80.29 Liability for Damages. Article 80 shall not be construed to affect the responsibility or liability of any party owning, designing,
operating, controlling, or installing any electric equipment for
damages to persons or property caused by a defect therein, nor shall
the _____ or any of its employees be held as assuming any such
liability by reason of the inspection, reinspection, or other
examination authorized. “`

Best Answer

The answer is "electrician in trade since 1976". In 1976 a 3-wire groundless connection was legal. Certainly not today.

Even a 1976, a separate neutral and ground wire was an improvement. He made it sound like the AHJ would prohibit it, seems unlikely.

Today, belt and suspenders is mandatory. All sub panels must have ground and neutral brought separately, with separation in the sub panel. And then, an outbuilding or other off site location needs a separate ground rod.

And unless the ground rod tests to 25 ohms, it needs two ground rods. Unless you have the equipment, testing is more expensive than driving a second ground rod.

If you're in conduit, use THWN or XHHW. It's cheaper.

if the conduit run is continuous, don't choke cable down it, use individual THWN or XHHW conductors. Your neutral can be smaller and your ground can be much smaller.

For instance I just priced 2/2/4/6 in XHHW and it was $120 for 100 feet. I don't see any 2/2/2/4 URD or anything out there at that price.

Mind you I got these prices by calling my local electrical supply house: trying to buy wiring on the Internet doesn't really work. Too many prices are sucker prices, or lowball but "gee, we're out of stock but thanks for joining my email list" prices, and then there's shipping to contend with. There is also junk imported from far-east places that use US wire sizes. You don't want that. US big-box stores don't have any selection. Proper electrical supply houses aren't online, these things have a very low price-to-weight ratio, so selling online is a fool's game.

Why URD is not a good fit for feeder

Feeder, service lateral and distribution are three separate and different things. Your location is on your side of the meter, which makes yours feeder.
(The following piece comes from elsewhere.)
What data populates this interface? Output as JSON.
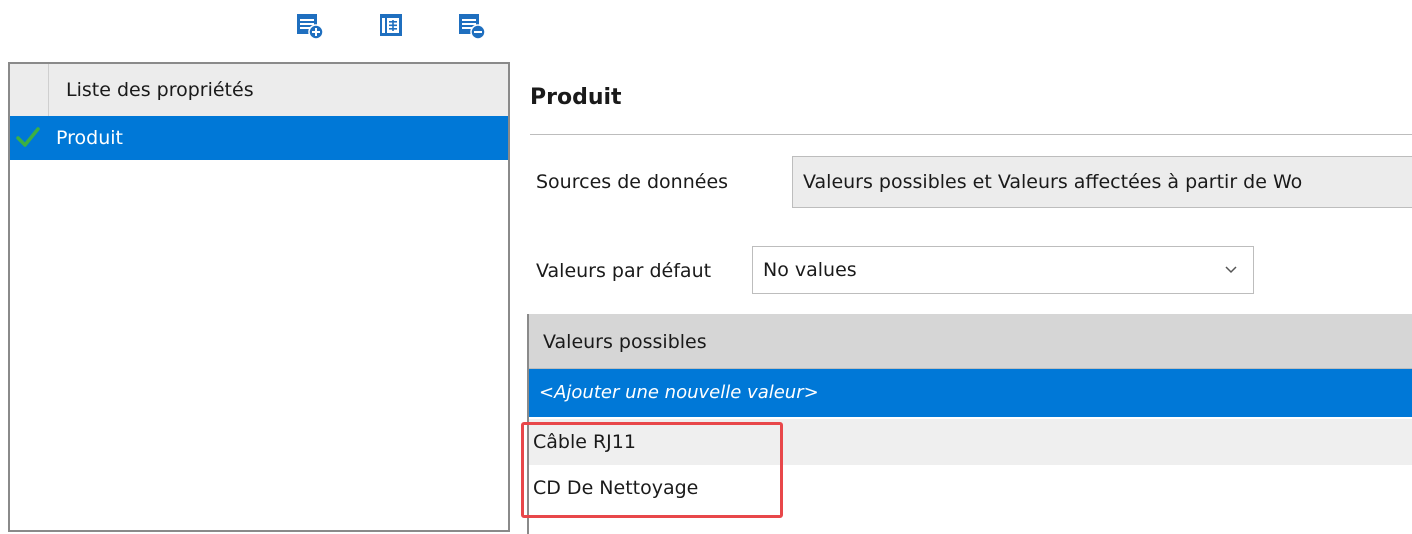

Power companies follow a completely different and more liberal code. They are allowed to use AA-1350 aluminum, it was designed for power transmission and distribution after all! URD is intended for distribution (pole to pole) or service lateral (pole to demarcation point which is before the meter) and that is abundantly clear:

  • from product descriptions (which say that plainly, even if many don't understand the terms and so, disregard them)
  • product brochures (note the truly screwball ampacity ratings, and footnote that "by the way" these don't apply to NEC usage which must come from NEC's tables). This is glossed over because product users are expected to know it.
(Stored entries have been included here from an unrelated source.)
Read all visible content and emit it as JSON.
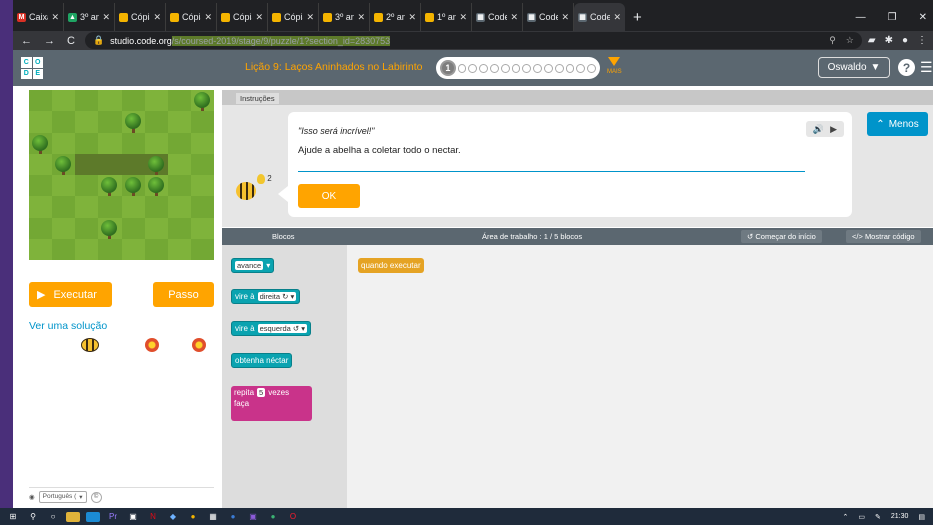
{
  "browser": {
    "tabs": [
      {
        "title": "Caixa",
        "color": "#d93025",
        "glyph": "M"
      },
      {
        "title": "3º an",
        "color": "#1fa463",
        "glyph": "▲"
      },
      {
        "title": "Cópia",
        "color": "#f4b400",
        "glyph": ""
      },
      {
        "title": "Cópia",
        "color": "#f4b400",
        "glyph": ""
      },
      {
        "title": "Cópia",
        "color": "#f4b400",
        "glyph": ""
      },
      {
        "title": "Cópia",
        "color": "#f4b400",
        "glyph": ""
      },
      {
        "title": "3º an",
        "color": "#f4b400",
        "glyph": ""
      },
      {
        "title": "2º an",
        "color": "#f4b400",
        "glyph": ""
      },
      {
        "title": "1º an",
        "color": "#f4b400",
        "glyph": ""
      },
      {
        "title": "Code",
        "color": "#5b6770",
        "glyph": "▦"
      },
      {
        "title": "Code",
        "color": "#5b6770",
        "glyph": "▦"
      },
      {
        "title": "Code",
        "color": "#5b6770",
        "glyph": "▦",
        "active": true
      }
    ],
    "url_host": "studio.code.org",
    "url_path": "/s/coursed-2019/stage/9/puzzle/1?section_id=2830753"
  },
  "header": {
    "logo_letters": [
      "C",
      "O",
      "D",
      "E"
    ],
    "lesson_title": "Lição 9: Laços Aninhados no Labirinto",
    "current_puzzle": "1",
    "more_label": "MAIS",
    "user_name": "Oswaldo",
    "help_label": "?"
  },
  "left": {
    "run_label": "Executar",
    "step_label": "Passo",
    "solution_link": "Ver uma solução",
    "language": "Português (",
    "cc_label": "©"
  },
  "instructions": {
    "tab_label": "Instruções",
    "quote": "\"Isso será incrível!\"",
    "text": "Ajude a abelha a coletar todo o nectar.",
    "ok_label": "OK",
    "hint_count": "2",
    "less_label": "Menos"
  },
  "workspace": {
    "blocks_header": "Blocos",
    "workspace_header": "Área de trabalho : 1 / 5 blocos",
    "restart_label": "Começar do início",
    "show_code_label": "Mostrar código",
    "toolbox_blocks": {
      "move": "avance",
      "turn_right_prefix": "vire à",
      "turn_right_dir": "direita ↻",
      "turn_left_prefix": "vire à",
      "turn_left_dir": "esquerda ↺",
      "get_nectar": "obtenha néctar",
      "repeat_prefix": "repita",
      "repeat_count": "5",
      "repeat_suffix": "vezes",
      "repeat_do": "faça"
    },
    "when_run": "quando executar"
  },
  "taskbar": {
    "time": "21:30"
  }
}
Now if you selected this cable because of these wild ampacity ratings like 120A for #4, that doesn't work at all. You need to use NEC rules for determining ampacity. For instance #4 Al has the same ampacity as #6 Cu, only good for a 60A subpanel.

So why does groundless 2/2/2/4 URD exist? For service laterals for three-phase wye service, hot-hot-hot-neutral, either wye or wild-leg delta. Why does Home Depot sell it? Because it sells. Given how bad their help is, I'm sure a lot of what they sell is misapplied, or wasted when the inspector catches it.

Also, the cable does not have a ground wire. People look at the yellow striped smaller wire and go "that's the ground because yellow is kinda like green". No, it's the neutral. It's legal to remark #4 or larger wires, so it would need to be marked with green tape to make it a ground, and a hot conductor would need to be re-marked with white tape to be neutral. I bet almost nobody does that.

A fair bit of googling reveals many claims that URD is not legal inside any home. The claims are that NEC doesn't mention URD so it's not a proper wiring method. That does make sense.